A situação para Milei é mais confortável no distrito federal que compreende a cidade de Buenos Aires (que elege três senadores e 13 deputados), com a ministra Patricia Bullrich (Segurança) concorrendo ao Senado; em Mendoza (cinco deputados), há expectativa com a candidatura à Câmara do ministro Luis Petri (Defesa); em Salta (três senadores e três deputados), o peronismo local se dividiu.
O desapontamento de parte do eleitorado com o governo ficou explícito em setembro, nas eleições legislativas locais da província de Buenos Aires, a mais populosa do país. O partido do presidente foi derrotado pelo peronismo por mais de 13 pontos de diferença. Agora, Milei até pode conseguir um desempenho melhor na província de Buenos Aires (que renova 35 vagas de deputado), mas o principal colégio eleitoral do país é considerado perdido pelo governo.

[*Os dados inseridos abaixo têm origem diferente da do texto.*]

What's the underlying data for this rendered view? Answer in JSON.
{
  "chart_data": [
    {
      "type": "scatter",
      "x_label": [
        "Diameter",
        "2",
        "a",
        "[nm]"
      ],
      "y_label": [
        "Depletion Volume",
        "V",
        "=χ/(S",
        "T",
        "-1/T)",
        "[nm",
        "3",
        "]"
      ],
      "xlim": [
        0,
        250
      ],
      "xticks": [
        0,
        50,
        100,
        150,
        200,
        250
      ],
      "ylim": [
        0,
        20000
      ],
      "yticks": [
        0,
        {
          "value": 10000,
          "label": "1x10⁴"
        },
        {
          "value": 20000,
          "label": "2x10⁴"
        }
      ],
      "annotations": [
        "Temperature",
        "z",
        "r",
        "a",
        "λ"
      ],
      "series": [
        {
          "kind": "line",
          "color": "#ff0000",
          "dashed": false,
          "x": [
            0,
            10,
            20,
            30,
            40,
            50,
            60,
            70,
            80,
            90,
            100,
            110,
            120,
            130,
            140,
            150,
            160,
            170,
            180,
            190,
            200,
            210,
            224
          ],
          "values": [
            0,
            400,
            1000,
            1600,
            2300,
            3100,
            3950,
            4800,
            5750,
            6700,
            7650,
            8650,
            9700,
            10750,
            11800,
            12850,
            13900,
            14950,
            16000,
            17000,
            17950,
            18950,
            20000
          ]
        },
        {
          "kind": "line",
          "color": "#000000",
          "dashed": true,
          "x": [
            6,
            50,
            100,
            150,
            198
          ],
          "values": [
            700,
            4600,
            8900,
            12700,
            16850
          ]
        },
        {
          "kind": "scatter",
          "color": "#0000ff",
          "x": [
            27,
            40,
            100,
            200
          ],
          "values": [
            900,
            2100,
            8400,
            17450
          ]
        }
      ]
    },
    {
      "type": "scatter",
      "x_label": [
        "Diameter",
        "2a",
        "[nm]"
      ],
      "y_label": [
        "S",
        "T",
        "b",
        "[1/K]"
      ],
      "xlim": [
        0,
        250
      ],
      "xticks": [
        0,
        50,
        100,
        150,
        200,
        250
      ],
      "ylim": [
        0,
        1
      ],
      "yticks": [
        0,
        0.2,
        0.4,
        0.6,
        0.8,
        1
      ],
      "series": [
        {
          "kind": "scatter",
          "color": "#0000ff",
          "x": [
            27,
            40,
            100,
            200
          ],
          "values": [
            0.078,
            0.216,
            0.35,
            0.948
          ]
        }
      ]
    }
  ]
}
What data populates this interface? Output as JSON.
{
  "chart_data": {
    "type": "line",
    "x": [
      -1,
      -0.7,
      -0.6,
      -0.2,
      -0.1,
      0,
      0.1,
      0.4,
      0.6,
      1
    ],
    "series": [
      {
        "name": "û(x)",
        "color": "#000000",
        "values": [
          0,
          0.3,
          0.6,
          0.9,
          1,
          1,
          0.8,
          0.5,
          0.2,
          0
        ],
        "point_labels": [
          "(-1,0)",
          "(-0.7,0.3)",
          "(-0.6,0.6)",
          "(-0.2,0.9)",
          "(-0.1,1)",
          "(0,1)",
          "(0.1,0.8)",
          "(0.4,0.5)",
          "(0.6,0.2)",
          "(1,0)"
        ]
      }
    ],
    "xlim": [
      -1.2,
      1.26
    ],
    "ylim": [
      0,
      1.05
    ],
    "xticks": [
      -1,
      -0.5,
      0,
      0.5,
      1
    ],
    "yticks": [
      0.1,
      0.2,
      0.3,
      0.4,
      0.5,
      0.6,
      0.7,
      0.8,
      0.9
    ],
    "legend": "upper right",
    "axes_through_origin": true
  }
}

Além de ser comandado pelo peronista Axel Kicillof, maior nome da oposição hoje, o território foi palco de um escândalo que derrubou semanas atrás o principal candidato do mileísmo, José Luis Espert, envolvido com um empresário investigado por narcotráfico.
O peronismo nacional tem seus principais quadros no Partido Justicialista, comandado pela ex-presidente Cristina Kirchner, e concorre nestas eleições pela coalizão Força Pátria. O grupo também tem chances de se impor nas províncias de Tucumán (elege quatro deputados), Formosa (dois deputados), La Pampa (três deputados), La Rioja (dois deputados) e Catamarca (três deputados).
A renovação de parte do Congresso argentino, que sempre é lida como um balanço da metade do mandato presidencial, ganhou um componente internacional neste ano. Milei chegou a interromper suas viagens de campanha pelas províncias para ir até a Casa Branca, onde recebeu apoio do presidente Donald Trump.
O republicano fez o Tesouro dos EUA intervir para evitar uma crise cambial na Argentina às vésperas das eleições, com a disparada do dólar, mas avançou o sinal ao condicionar sua ajuda ao resultado eleitoral, o que irritou parte da opinião pública e assustou o mercado.
O governo espera que Milei saia mais forte das urnas a partir de segunda-feira (27), apontando que a sua coalizão, que incorporou o PRO (do ex-presidente Mauricio Macri), é a única que compete com o mesmo nome em todas as províncias. O peronismo, por sua vez, concorre dividido em diversas vertentes locais do movimento.